Date: Tuesday, October 28, 2025

Title: (2470–2503) Systemic Sclerosis & Related Disorders – Clinical Poster III

Session Type: Poster Session C

Session Time: 10:30AM-12:30PM

Background/Purpose: The therapeutic landscape for systemic sclerosis- interstitial lung disease (SSc-ILD) has rapidly evolved over the past decade, with increasing adoption of immunosuppressive (IST) and anti-fibrotic therapies. However, real-world data on current treatment strategies, including combination regimens, treatment switches, and clinical predictors for treatment decisions, remain limited. This study aims to characterize treatment patterns and their clinical drivers in the contemporary era using the EUSTAR database.

Methods: We analyzed SSc-ILD patients from the EUSTAR registry first assessed since ³ 2017. Treatment courses were defined as any use of IST and/or anti-fibrotic drugs ³3 months. Treatment strategies were classified as: (1) switch: change from one therapy to another during follow-up; (2) discontinuation: stopping a primary therapy without initiating another; (3) unmodified: no changes during follow-up; (4) combination: concurrent use of ³ 2 drugs. Frequency and combinations of therapies were described. Logistic regression analyses were used to identify clinical factors associated with treatment strategies.

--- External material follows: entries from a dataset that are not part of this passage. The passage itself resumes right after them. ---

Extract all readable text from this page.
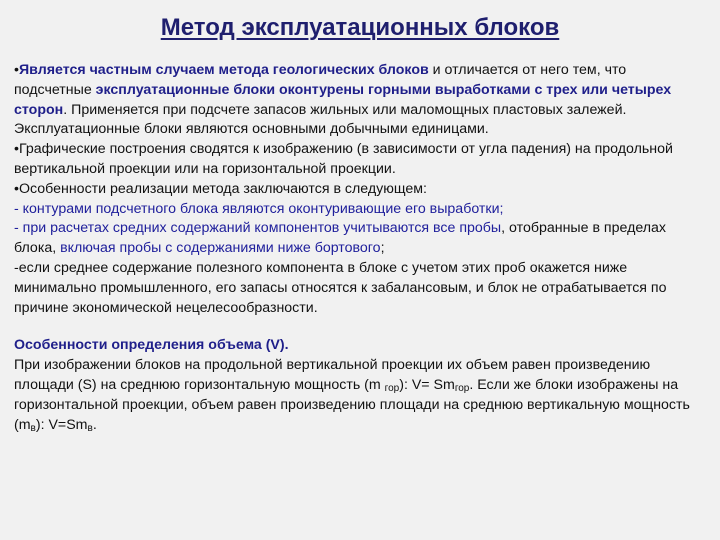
Метод эксплуатационных блоков

•Является частным случаем метода геологических блоков и отличается от него тем, что подсчетные эксплуатационные блоки оконтурены горными выработками с трех или четырех сторон. Применяется при подсчете запасов жильных или маломощных пластовых залежей. Эксплуатационные блоки являются основными добычными единицами.

•Графические построения сводятся к изображению (в зависимости от угла падения) на продольной вертикальной проекции или на горизонтальной проекции.

•Особенности реализации метода заключаются в следующем:

- контурами подсчетного блока являются оконтуривающие его выработки;

- при расчетах средних содержаний компонентов учитываются все пробы, отобранные в пределах блока, включая пробы с содержаниями ниже бортового;

-если среднее содержание полезного компонента в блоке с учетом этих проб окажется ниже минимально промышленного, его запасы относятся к забалансовым, и блок не отрабатывается по причине экономической нецелесообразности.

Особенности определения объема (V).

При изображении блоков на продольной вертикальной проекции их объем равен произведению площади (S) на среднюю горизонтальную мощность (m $_{гор}$): $V= Sm_{гор}$. Если же блоки изображены на горизонтальной проекции, объем равен произведению площади на среднюю вертикальную мощность $(m_в)$: $V=Sm_в$.
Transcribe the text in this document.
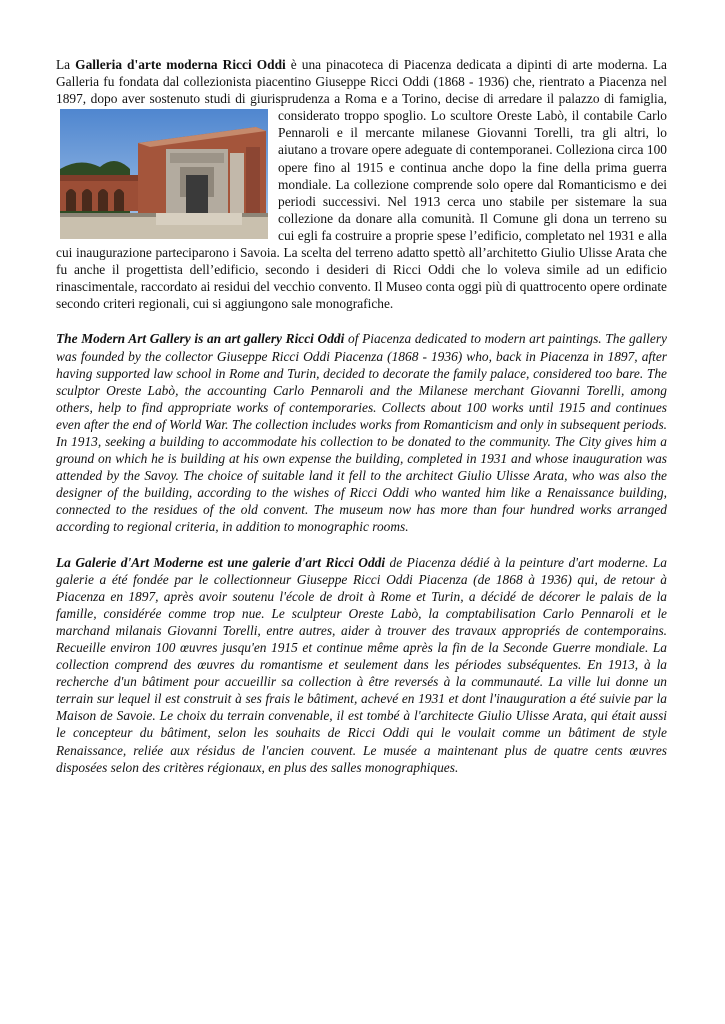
La Galleria d'arte moderna Ricci Oddi è una pinacoteca di Piacenza dedicata a dipinti di arte moderna. La Galleria fu fondata dal collezionista piacentino Giuseppe Ricci Oddi (1868 - 1936) che, rientrato a Piacenza nel 1897, dopo aver sostenuto studi di giurisprudenza a Roma e a Torino, decise di
arredare il palazzo di famiglia, considerato troppo spoglio. Lo scultore Oreste Labò, il contabile Carlo Pennaroli e il mercante milanese Giovanni Torelli, tra gli altri, lo aiutano a trovare opere adeguate di contemporanei. Colleziona circa 100 opere fino al 1915 e continua anche dopo la fine della prima guerra mondiale. La collezione comprende solo opere dal Romanticismo e dei periodi successivi. Nel 1913 cerca uno stabile per sistemare la sua collezione da donare alla comunità. Il Comune gli dona un terreno su cui egli fa costruire a proprie spese l’edificio, completato nel 1931 e alla cui inaugurazione parteciparono i Savoia. La scelta del terreno adatto spettò all’architetto Giulio Ulisse Arata che fu anche il progettista dell’edificio, secondo i desideri di Ricci Oddi che lo voleva simile ad un edificio rinascimentale, raccordato ai residui del vecchio convento. Il Museo conta oggi più di quattrocento opere ordinate secondo criteri regionali, cui si aggiungono sale monografiche.

The Modern Art Gallery is an art gallery Ricci Oddi of Piacenza dedicated to modern art paintings. The gallery was founded by the collector Giuseppe Ricci Oddi Piacenza (1868 - 1936) who, back in Piacenza in 1897, after having supported law school in Rome and Turin, decided to decorate the family palace, considered too bare. The sculptor Oreste Labò, the accounting Carlo Pennaroli and the Milanese merchant Giovanni Torelli, among others, help to find appropriate works of contemporaries. Collects about 100 works until 1915 and continues even after the end of World War. The collection includes works from Romanticism and only in subsequent periods. In 1913, seeking a building to accommodate his collection to be donated to the community. The City gives him a ground on which he is building at his own expense the building, completed in 1931 and whose inauguration was attended by the Savoy. The choice of suitable land it fell to the architect Giulio Ulisse Arata, who was also the designer of the building, according to the wishes of Ricci Oddi who wanted him like a Renaissance building, connected to the residues of the old convent. The museum now has more than four hundred works arranged according to regional criteria, in addition to monographic rooms.

La Galerie d'Art Moderne est une galerie d'art Ricci Oddi de Piacenza dédié à la peinture d'art moderne. La galerie a été fondée par le collectionneur Giuseppe Ricci Oddi Piacenza (de 1868 à 1936) qui, de retour à Piacenza en 1897, après avoir soutenu l'école de droit à Rome et Turin, a décidé de décorer le palais de la famille, considérée comme trop nue. Le sculpteur Oreste Labò, la comptabilisation Carlo Pennaroli et le marchand milanais Giovanni Torelli, entre autres, aider à trouver des travaux appropriés de contemporains. Recueille environ 100 œuvres jusqu'en 1915 et continue même après la fin de la Seconde Guerre mondiale. La collection comprend des œuvres du romantisme et seulement dans les périodes subséquentes. En 1913, à la recherche d'un bâtiment pour accueillir sa collection à être reversés à la communauté. La ville lui donne un terrain sur lequel il est construit à ses frais le bâtiment, achevé en 1931 et dont l'inauguration a été suivie par la Maison de Savoie. Le choix du terrain convenable, il est tombé à l'architecte Giulio Ulisse Arata, qui était aussi le concepteur du bâtiment, selon les souhaits de Ricci Oddi qui le voulait comme un bâtiment de style Renaissance, reliée aux résidus de l'ancien couvent. Le musée a maintenant plus de quatre cents œuvres disposées selon des critères régionaux, en plus des salles monographiques.
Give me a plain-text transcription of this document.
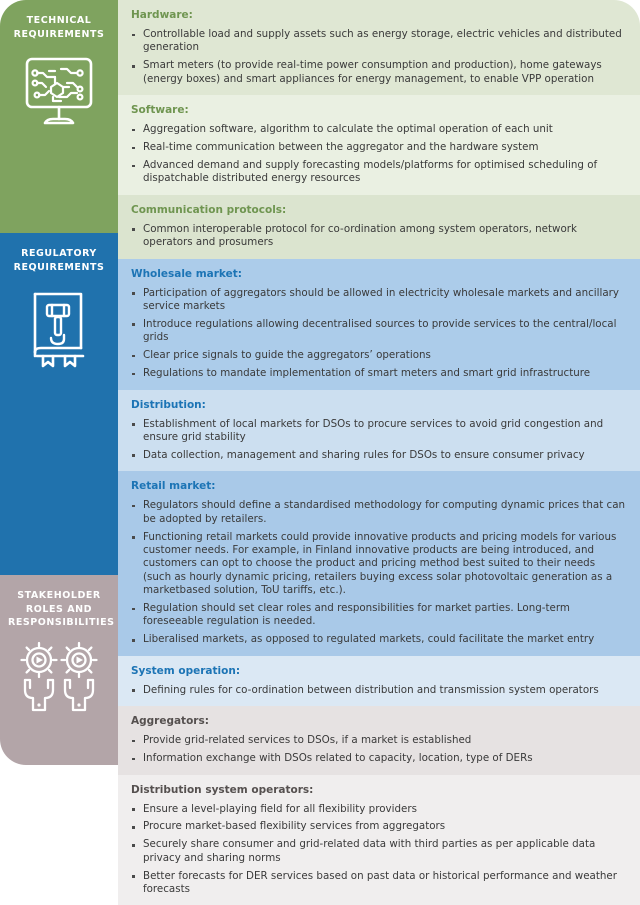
TECHNICAL
REQUIREMENTS
REGULATORY
REQUIREMENTS
STAKEHOLDER
ROLES AND
RESPONSIBILITIES
Hardware:
Controllable load and supply assets such as energy storage, electric vehicles and distributed generation
Smart meters (to provide real-time power consumption and production), home gateways (energy boxes) and smart appliances for energy management, to enable VPP operation
Software:
Aggregation software, algorithm to calculate the optimal operation of each unit
Real-time communication between the aggregator and the hardware system
Advanced demand and supply forecasting models/platforms for optimised scheduling of dispatchable distributed energy resources
Communication protocols:
Common interoperable protocol for co-ordination among system operators, network operators and prosumers
Wholesale market:
Participation of aggregators should be allowed in electricity wholesale markets and ancillary service markets
Introduce regulations allowing decentralised sources to provide services to the central/local grids
Clear price signals to guide the aggregators’ operations
Regulations to mandate implementation of smart meters and smart grid infrastructure
Distribution:
Establishment of local markets for DSOs to procure services to avoid grid congestion and ensure grid stability
Data collection, management and sharing rules for DSOs to ensure consumer privacy
Retail market:
Regulators should define a standardised methodology for computing dynamic prices that can be adopted by retailers.
Functioning retail markets could provide innovative products and pricing models for various customer needs. For example, in Finland innovative products are being introduced, and customers can opt to choose the product and pricing method best suited to their needs (such as hourly dynamic pricing, retailers buying excess solar photovoltaic generation as a marketbased solution, ToU tariffs, etc.).
Regulation should set clear roles and responsibilities for market parties. Long-term foreseeable regulation is needed.
Liberalised markets, as opposed to regulated markets, could facilitate the market entry
System operation:
Defining rules for co-ordination between distribution and transmission system operators
Aggregators:
Provide grid-related services to DSOs, if a market is established
Information exchange with DSOs related to capacity, location, type of DERs
Distribution system operators:
Ensure a level-playing field for all flexibility providers
Procure market-based flexibility services from aggregators
Securely share consumer and grid-related data with third parties as per applicable data privacy and sharing norms
Better forecasts for DER services based on past data or historical performance and weather forecasts
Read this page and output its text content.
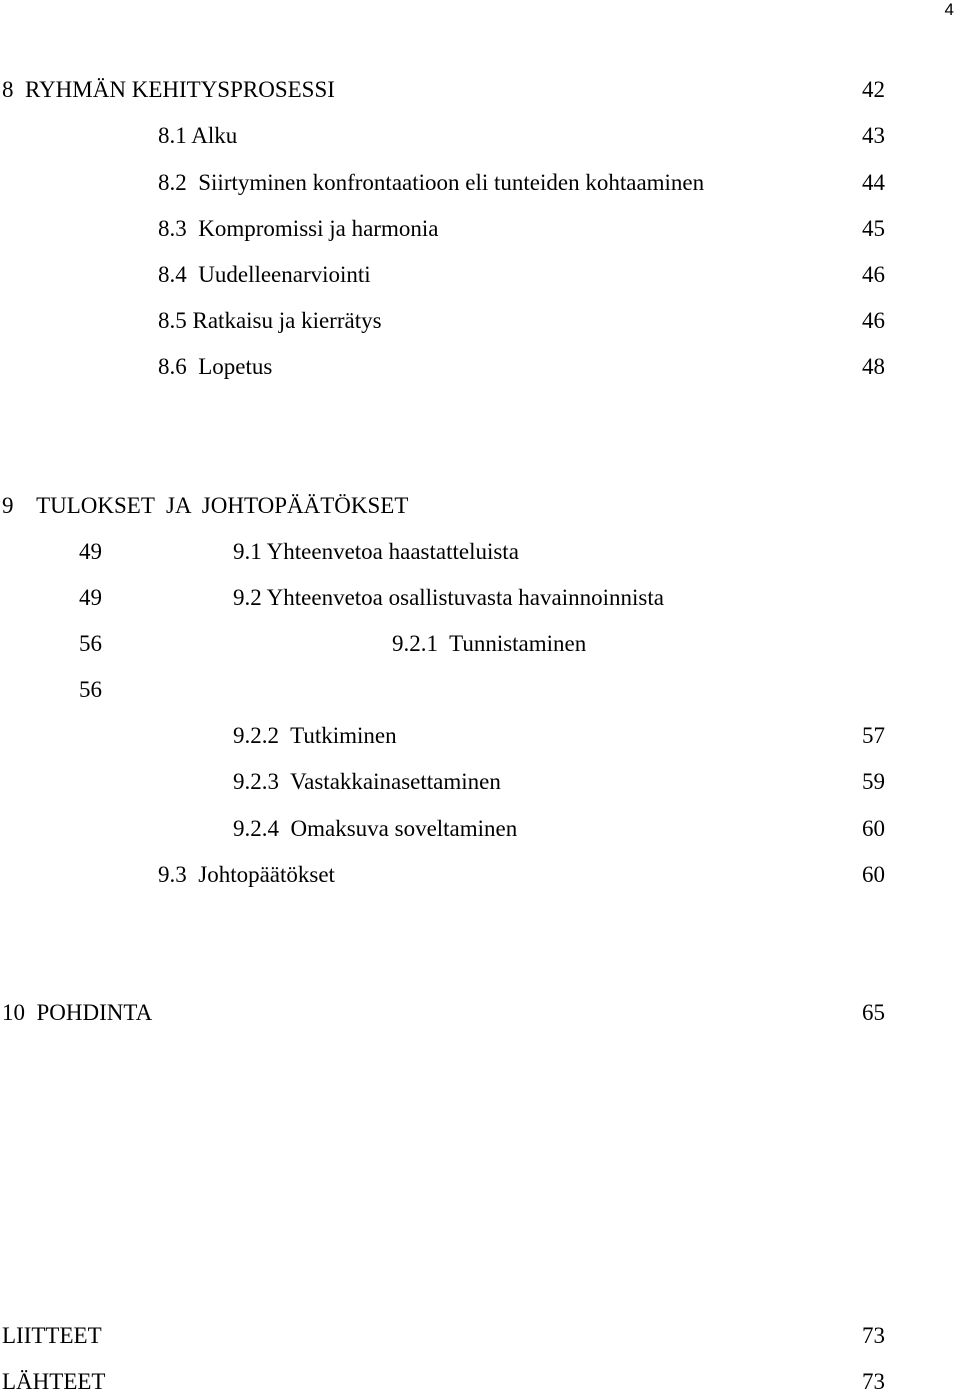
4
8  RYHMÄN KEHITYSPROSESSI	42
8.1 Alku	43
8.2  Siirtyminen konfrontaatioon eli tunteiden kohtaaminen	44
8.3  Kompromissi ja harmonia	45
8.4  Uudelleenarviointi	46
8.5 Ratkaisu ja kierrätys	46
8.6  Lopetus	48
9    TULOKSET  JA  JOHTOPÄÄTÖKSET
49	9.1 Yhteenvetoa haastatteluista
49	9.2 Yhteenvetoa osallistuvasta havainnoinnista
56	9.2.1  Tunnistaminen
56
9.2.2  Tutkiminen	57
9.2.3  Vastakkainasettaminen	59
9.2.4  Omaksuva soveltaminen	60
9.3  Johtopäätökset	60
10  POHDINTA	65
LIITTEET	73
LÄHTEET	73
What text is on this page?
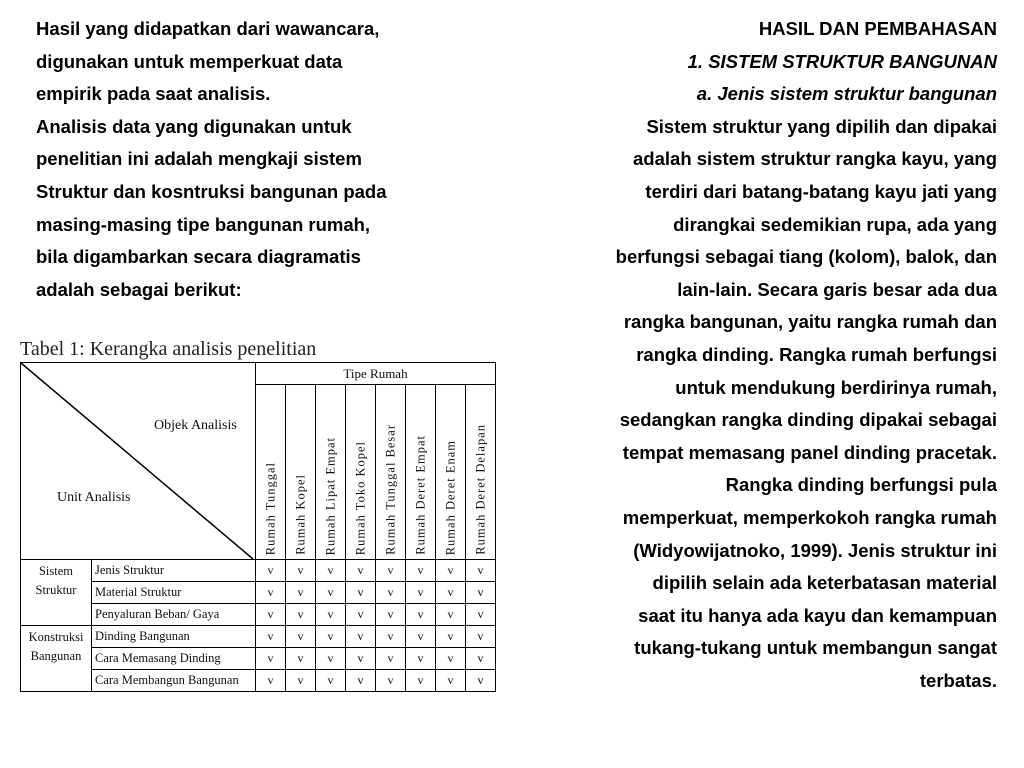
Hasil yang didapatkan dari wawancara,
digunakan untuk memperkuat data
empirik pada saat analisis.

Analisis data yang digunakan untuk
penelitian ini adalah mengkaji sistem
Struktur dan kosntruksi bangunan pada
masing-masing tipe bangunan rumah,
bila digambarkan secara diagramatis
adalah sebagai berikut:

HASIL DAN PEMBAHASAN

1. SISTEM STRUKTUR BANGUNAN

a. Jenis sistem struktur bangunan

Sistem struktur yang dipilih dan dipakai
adalah sistem struktur rangka kayu, yang
terdiri dari batang-batang kayu jati yang
dirangkai sedemikian rupa, ada yang
berfungsi sebagai tiang (kolom), balok, dan
lain-lain. Secara garis besar ada dua
rangka bangunan, yaitu rangka rumah dan
rangka dinding. Rangka rumah berfungsi
untuk mendukung berdirinya rumah,
sedangkan rangka dinding dipakai sebagai
tempat memasang panel dinding pracetak.
Rangka dinding berfungsi pula
memperkuat, memperkokoh rangka rumah
(Widyowijatnoko, 1999). Jenis struktur ini
dipilih selain ada keterbatasan material
saat itu hanya ada kayu dan kemampuan
tukang-tukang untuk membangun sangat
terbatas.

Tabel 1: Kerangka analisis penelitian
Objek Analisis
Unit Analisis		Tipe Rumah							

		Rumah Tunggal	Rumah Kopel	Rumah Lipat Empat	Rumah Toko Kopel	Rumah Tunggal Besar	Rumah Deret Empat	Rumah Deret Enam	Rumah Deret Delapan

Sistem Struktur	Jenis Struktur	v	v	v	v	v	v	v	v
	Material Struktur	v	v	v	v	v	v	v	v
	Penyaluran Beban/ Gaya	v	v	v	v	v	v	v	v
Konstruksi Bangunan	Dinding Bangunan	v	v	v	v	v	v	v	v
	Cara Memasang Dinding	v	v	v	v	v	v	v	v
	Cara Membangun Bangunan	v	v	v	v	v	v	v	v
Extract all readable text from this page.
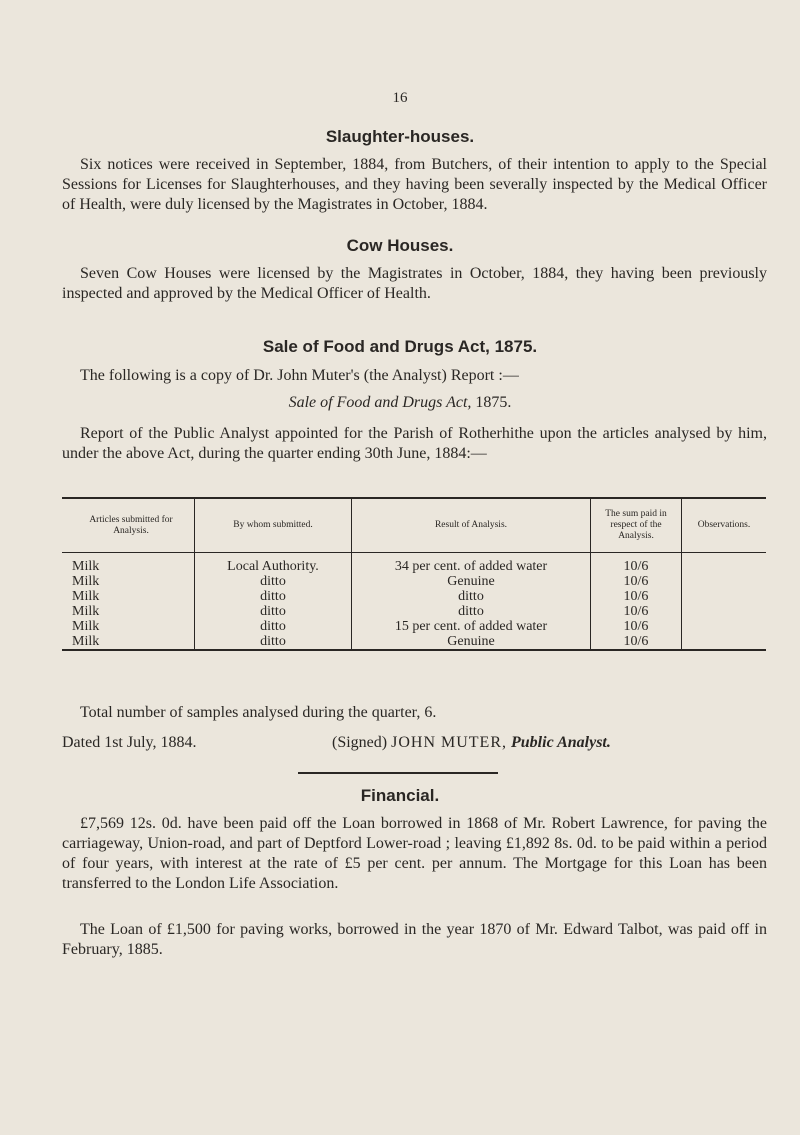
16
Slaughter-houses.
Six notices were received in September, 1884, from Butchers, of their intention to apply to the Special Sessions for Licenses for Slaughterhouses, and they having been severally inspected by the Medical Officer of Health, were duly licensed by the Magistrates in October, 1884.
Cow Houses.
Seven Cow Houses were licensed by the Magistrates in October, 1884, they having been previously inspected and approved by the Medical Officer of Health.
Sale of Food and Drugs Act, 1875.
The following is a copy of Dr. John Muter's (the Analyst) Report :—
Sale of Food and Drugs Act, 1875.
Report of the Public Analyst appointed for the Parish of Rotherhithe upon the articles analysed by him, under the above Act, during the quarter ending 30th June, 1884:—
Articles submitted for Analysis.	By whom submitted.	Result of Analysis.	The sum paid in respect of the Analysis.	Observations.
Milk	Local Authority.	34 per cent. of added water	10/6	
Milk	ditto	Genuine	10/6	
Milk	ditto	ditto	10/6	
Milk	ditto	ditto	10/6	
Milk	ditto	15 per cent. of added water	10/6	
Milk	ditto	Genuine	10/6	
Total number of samples analysed during the quarter, 6.
Dated 1st July, 1884.	(Signed) JOHN MUTER, Public Analyst.
Financial.
£7,569 12s. 0d. have been paid off the Loan borrowed in 1868 of Mr. Robert Lawrence, for paving the carriageway, Union-road, and part of Deptford Lower-road ; leaving £1,892 8s. 0d. to be paid within a period of four years, with interest at the rate of £5 per cent. per annum. The Mortgage for this Loan has been transferred to the London Life Association.
The Loan of £1,500 for paving works, borrowed in the year 1870 of Mr. Edward Talbot, was paid off in February, 1885.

Results: Among 277 patients, 159 (57%) received IST and/or anti-fibrotic therapy since their first evaluation, Table 1. Multivariable analysis showed that shorter disease duration (OR 0.991, 95% CI 0.987–0.996, p< 0.001) and presence of myositis (OR 9.93, 95% CI 1.94–51.76, p=0.006) were associated with treatment initiation. The different treatment courses are summarized in Figure 1 and grouped according to the 4 most used IST: mycophenolate mofetil (total courses 377, panel A), methotrexate (total courses 187, panel B), rituximab (total courses 257, panel C) and tocilizumab (total courses 122, panel D). A total of 213 treatment switches occurred (see Figure 2). Higher mRSS (OR 1.031, 95% CI 1.002 – 1.062, p = 0.035) and arthritis (OR 3.034, 95% CI 1.551 – 5.936, p = 0.001) were associated with treatment switching in multivariable logistic regression. Younger age (OR 0.968, 95% CI 0.953 – 0.985, p < 0.001), higher dyspnea class (OR 1.557, 95% CI 1.189 – 2.039, p = 0.001), and inflammatory arthritis (OR 2.560, 95% CI 1.354 – 4.840, p = 0.004) were associated with combination therapy. No predictor was associated with treatment discontinuation.

Conclusion: In current clinical practice, a considerable amount of SSc-ILD patients is treated. Treatment decisions are influenced not only by lung function but also by systemic features such as arthritis and myositis. Combination strategies and treatment modifications are frequently used in SSc-ILD, reflecting a more individualized approach. These findings have important implications for future trial design and highlight the urgent need for evidence-based guidance on combination and sequential therapies.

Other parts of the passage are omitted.